Do you have the habit of micromanaging the projects? If so, you should consider changing your approach to project management. This is not just optional. It is imperative that you change your style of managing as it contributes to a lot of project problems in the long run.

Micromanagers do not recognize that their behavior have a negative impact on the team. However, sooner or later the strategy creates ripples in the project team leading to turnover, dampened morale, and project failure.

If you are still not convinced about the dangers of micromanagement, you will change your view after reading about the dangers of this approach to project management.

1. Lack of Flexibility

Micromanagement stifles the creativity of the project team. Lack of autonomy in making project decisions forces the employees to do exactly what you desire, and nothing more. They will not modify their actions according to the demand of work.

No one will be willing to step out of the box to achieve extraordinary results. Instead, the same performance will continue that will lead to the same results. This lack of flexibility will prevent the growth of the organization that results due to increased employee productivity.

2. High Staff Turnover

Another disadvantage of micromanaging your staff is that it will lead to high staff turnover. Companies can’t afford to lose employees as hiring and training the new staff entails costs. Also, new staff won’t be as productive as the previous staff.

Micromanagement either due to perfectionism or lack of trust is not worth the cost of high staff turnover. It robs the organization of the momentum and affects the bottom line of the company.

3. Self-Burnout

The fact is that micromanagement is downright exhausting. Micromanaging involves a greater amount of energy. A project manager will quickly burnout when micromanaging the staff. Managing each and every aspect of the employees’ tasks will make you burn out due to which you won’t be able to perform to your capacity. This will result in negative impact on the overall project outcome. When you micromanage, you will have less energy for other more important tasks such as curtailing costs, risk planning, and ensuring efficient use of resources.
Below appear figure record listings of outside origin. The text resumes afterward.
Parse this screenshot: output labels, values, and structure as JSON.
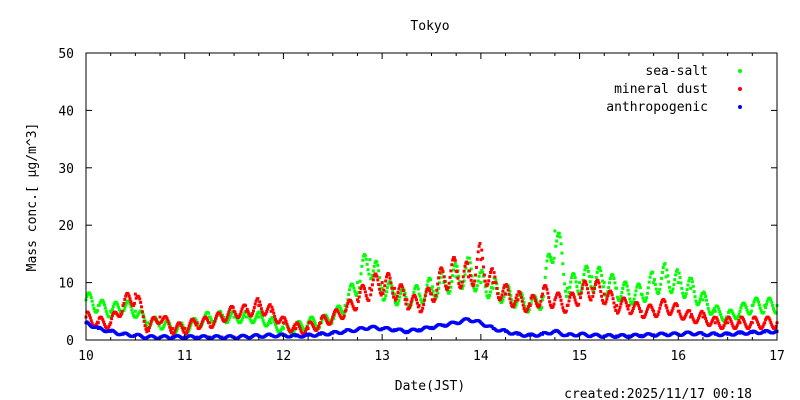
{
  "chart_data": {
    "type": "scatter",
    "title": "Tokyo",
    "xlabel": "Date(JST)",
    "ylabel": "Mass conc.[ μg/m^3]",
    "xlim": [
      10,
      17
    ],
    "ylim": [
      0,
      50
    ],
    "x_ticks": [
      "10",
      "11",
      "12",
      "13",
      "14",
      "15",
      "16",
      "17"
    ],
    "y_ticks": [
      "0",
      "10",
      "20",
      "30",
      "40",
      "50"
    ],
    "legend_position": "top-right",
    "x_start": 10,
    "x_step": 0.125,
    "series": [
      {
        "name": "sea-salt",
        "color": "#00ff00",
        "values": [
          7,
          6,
          5,
          6,
          5,
          3,
          3,
          2,
          2,
          3,
          4,
          4,
          4,
          4,
          4,
          3,
          2,
          2,
          3,
          3,
          4,
          6,
          10,
          14,
          9,
          8,
          7,
          8,
          9,
          10,
          11,
          12,
          10,
          9,
          8,
          7,
          6,
          7,
          19,
          9,
          10,
          11,
          10,
          9,
          8,
          8,
          10,
          11,
          10,
          9,
          7,
          5,
          4,
          5,
          6,
          6,
          6
        ]
      },
      {
        "name": "mineral dust",
        "color": "#ff0000",
        "values": [
          4,
          3,
          3,
          6,
          8,
          2,
          4,
          2,
          2,
          3,
          3,
          4,
          5,
          5,
          6,
          5,
          3,
          2,
          2,
          3,
          4,
          5,
          7,
          9,
          10,
          9,
          7,
          6,
          8,
          11,
          12,
          11,
          14,
          10,
          8,
          7,
          6,
          8,
          7,
          6,
          8,
          9,
          8,
          6,
          6,
          5,
          5,
          6,
          5,
          4,
          4,
          3,
          3,
          3,
          3,
          3,
          3
        ]
      },
      {
        "name": "anthropogenic",
        "color": "#0000ff",
        "values": [
          3,
          2,
          1.5,
          1,
          0.8,
          0.5,
          0.5,
          0.5,
          0.5,
          0.5,
          0.5,
          0.5,
          0.5,
          0.6,
          0.7,
          0.8,
          0.8,
          0.7,
          0.8,
          1,
          1.2,
          1.5,
          1.8,
          2.2,
          2,
          1.8,
          1.5,
          1.8,
          2.2,
          2.6,
          3,
          3.6,
          3,
          2,
          1.5,
          1,
          0.8,
          1,
          1.5,
          0.8,
          1,
          0.8,
          0.7,
          0.7,
          0.7,
          0.8,
          0.9,
          1,
          1,
          1.2,
          1,
          1,
          1,
          1.2,
          1.3,
          1.4,
          1.5
        ]
      }
    ]
  },
  "footer": {
    "created": "created:2025/11/17 00:18"
  }
}
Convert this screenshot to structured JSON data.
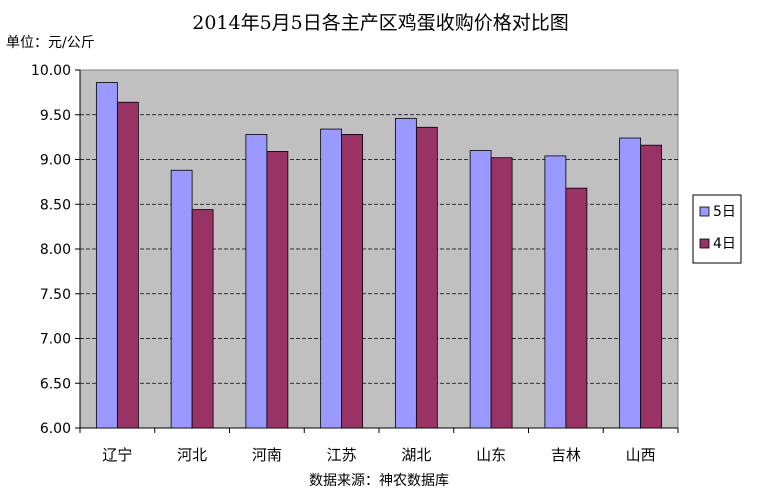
{
  "chart_data": {
    "type": "bar",
    "title": "2014年5月5日各主产区鸡蛋收购价格对比图",
    "unit_label": "单位：元/公斤",
    "source_note": "数据来源：神农数据库",
    "categories": [
      "辽宁",
      "河北",
      "河南",
      "江苏",
      "湖北",
      "山东",
      "吉林",
      "山西"
    ],
    "series": [
      {
        "name": "5日",
        "color": "#9999ff",
        "values": [
          9.86,
          8.88,
          9.28,
          9.34,
          9.46,
          9.1,
          9.04,
          9.24
        ]
      },
      {
        "name": "4日",
        "color": "#993366",
        "values": [
          9.64,
          8.44,
          9.09,
          9.28,
          9.36,
          9.02,
          8.68,
          9.16
        ]
      }
    ],
    "ylim": [
      6.0,
      10.0
    ],
    "yticks": [
      "6.00",
      "6.50",
      "7.00",
      "7.50",
      "8.00",
      "8.50",
      "9.00",
      "9.50",
      "10.00"
    ],
    "grid": true,
    "plot_background": "#c0c0c0",
    "legend_position": "right"
  }
}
To conclude, micromanagement is an outdated and inefficient strategy. It’s not only bad for the employees, but bad for you and the company. Ideally, a project manager should spend time in seeking suppliers, partners, board members, clients, and investors. The manager should also coordinate the efforts of the staff. This is much more important than micromanaging daily activities of the employees.

Consider using collaboration software to delegate tasks, set assignments, and measure performance of the employees. Being able to prioritize and monitor the employee’s progress through a work management software will save time and effort in managing the employees. You will have more time focusing on another more strategic aspect of the projects.